9. Perspectives and novel technologies

Alternative pre-mRNA splicing is an extremely complicated process that historically has been mostly studied at the single transcript level. While experiments that study the mechanisms of splicing for a particular transcript have been highly informative, they are often performed using in vitro approaches, such as the nuclear extract splicing system, and are limited in the number of transcripts investigated. Recent advances have led to enhanced crosslinking and immunoprecipitation (eCLIP) methodologies, which allow RBP binding site discovery at single nucleotide resolution [71]. eCLIP will allow scientists to create RBP binding maps that show where RBPs bind specific transcripts across the entire transcriptome. In combination with knock-down RNA-seq approaches, this technology will allow scientists to discover where RBPs bind and what effect they have on splicing [47,72]. A wonderful resource to create such binding and activity maps is the RNA binding protein interaction and function arm of the ENCODE project (https://www.encodeproject.org), an open source undertaking, which offers complete RNA-seq and eCLIP datasets for hundreds RBPs.

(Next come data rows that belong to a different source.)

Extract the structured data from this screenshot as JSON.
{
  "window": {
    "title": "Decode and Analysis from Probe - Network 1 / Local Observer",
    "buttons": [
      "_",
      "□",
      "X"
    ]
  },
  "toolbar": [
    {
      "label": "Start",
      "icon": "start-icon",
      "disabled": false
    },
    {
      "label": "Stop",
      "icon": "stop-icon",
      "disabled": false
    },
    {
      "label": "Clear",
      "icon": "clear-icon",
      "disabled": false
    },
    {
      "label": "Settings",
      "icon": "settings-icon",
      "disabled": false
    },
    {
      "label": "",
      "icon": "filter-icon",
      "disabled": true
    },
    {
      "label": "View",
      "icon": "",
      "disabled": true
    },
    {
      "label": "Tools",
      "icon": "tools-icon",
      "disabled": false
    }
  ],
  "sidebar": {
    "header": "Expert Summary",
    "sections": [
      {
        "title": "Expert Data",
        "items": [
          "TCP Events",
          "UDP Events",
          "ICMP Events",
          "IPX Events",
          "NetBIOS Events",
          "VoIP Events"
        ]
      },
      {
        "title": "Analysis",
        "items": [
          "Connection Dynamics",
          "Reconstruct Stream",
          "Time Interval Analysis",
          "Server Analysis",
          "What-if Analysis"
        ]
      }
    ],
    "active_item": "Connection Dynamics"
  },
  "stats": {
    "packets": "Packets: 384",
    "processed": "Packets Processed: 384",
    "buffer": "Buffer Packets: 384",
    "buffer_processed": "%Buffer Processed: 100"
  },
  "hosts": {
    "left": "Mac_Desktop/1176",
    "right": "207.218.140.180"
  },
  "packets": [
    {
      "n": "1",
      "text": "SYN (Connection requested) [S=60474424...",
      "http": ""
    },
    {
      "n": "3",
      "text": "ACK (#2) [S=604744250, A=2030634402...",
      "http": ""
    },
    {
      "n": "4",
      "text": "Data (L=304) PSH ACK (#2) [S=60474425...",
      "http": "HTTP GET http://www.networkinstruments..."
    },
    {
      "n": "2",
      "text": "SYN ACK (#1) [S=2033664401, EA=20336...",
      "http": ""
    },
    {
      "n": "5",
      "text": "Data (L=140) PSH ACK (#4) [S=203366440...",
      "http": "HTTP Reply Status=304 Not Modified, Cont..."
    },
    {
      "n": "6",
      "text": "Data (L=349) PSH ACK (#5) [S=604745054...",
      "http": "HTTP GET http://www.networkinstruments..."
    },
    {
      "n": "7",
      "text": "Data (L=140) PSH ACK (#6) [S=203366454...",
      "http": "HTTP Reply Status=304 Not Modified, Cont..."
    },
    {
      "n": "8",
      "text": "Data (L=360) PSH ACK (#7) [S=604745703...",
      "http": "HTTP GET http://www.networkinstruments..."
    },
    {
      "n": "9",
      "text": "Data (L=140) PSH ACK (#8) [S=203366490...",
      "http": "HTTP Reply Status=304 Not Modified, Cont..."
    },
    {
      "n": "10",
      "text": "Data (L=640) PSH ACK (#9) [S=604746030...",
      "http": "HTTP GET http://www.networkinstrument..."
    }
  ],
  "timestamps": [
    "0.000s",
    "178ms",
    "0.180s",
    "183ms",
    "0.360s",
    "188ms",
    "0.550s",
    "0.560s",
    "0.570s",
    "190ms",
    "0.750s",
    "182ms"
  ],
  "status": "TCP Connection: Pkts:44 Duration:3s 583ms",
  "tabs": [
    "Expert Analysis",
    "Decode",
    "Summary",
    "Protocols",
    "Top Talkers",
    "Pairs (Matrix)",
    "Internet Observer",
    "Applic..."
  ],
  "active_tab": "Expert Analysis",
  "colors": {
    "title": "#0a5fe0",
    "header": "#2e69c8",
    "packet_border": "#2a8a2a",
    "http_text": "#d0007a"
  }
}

There has also been a renaissance in RNA structure probing technologies [73]. Selective 2′-hydroxyl acylation analyzed by primer extension (SHAPE) allows for the interrogation of RNA flexibility and dynamics at every residue [74,75]. SHAPE reagents are amenable to use inside cells and can be used to interrogate transcriptome structure [7678]. Dimethyl sulfate, which reacts with the Watson-Crick side adenosine and cytosine and the unpaired face of guanosine residues, has also been used to probe RNA base-pairing interactions in vivo [79,80]. Lastly, nicotinoyl azide (NAz) is a reagent that can be used to probe the solvent accessibility of guanosine and adenosine residues inside cells in order to “footprint” RNA-protein binding interactions [81]. All of these reagents have been combined with next generation sequencing and will enable scientists to study changes in pre-mRNA flexibility, base-pairing and solvent accessibility in vitro and in vivo at the single transcript level or at a transcriptome-wide level [80,8286]. These tools will help elucidate and validate additional structural mechanisms that govern pre-mRNA splicing in vivo. For example, in vivo click selective 2′-hydroxyl acylation analyzed by primer extension (icSHAPE) was used to compare the in vivo profile vs the in vitro profile of RBfox2 binding motifs as determined by iCLIP [77]. The unique icSHAPE profiles of RBfox2 binding sites were deemed indicative of RBP binding and used to further increase the accuracy of machine learning algorithms. icSHAPE profiles were also utilized for de novo prediction of HuR binding sites with a high rate of accuracy [77]. Given the technical improvements in monitoring RNA structures in vivo it is likely that RNA secondary structure will emerge as a more significant contributor to alternative splicing, perhaps even explaining some of the as of yet uncharacterized splicing code contributions that are currently categorized by high levels of sequence conservation.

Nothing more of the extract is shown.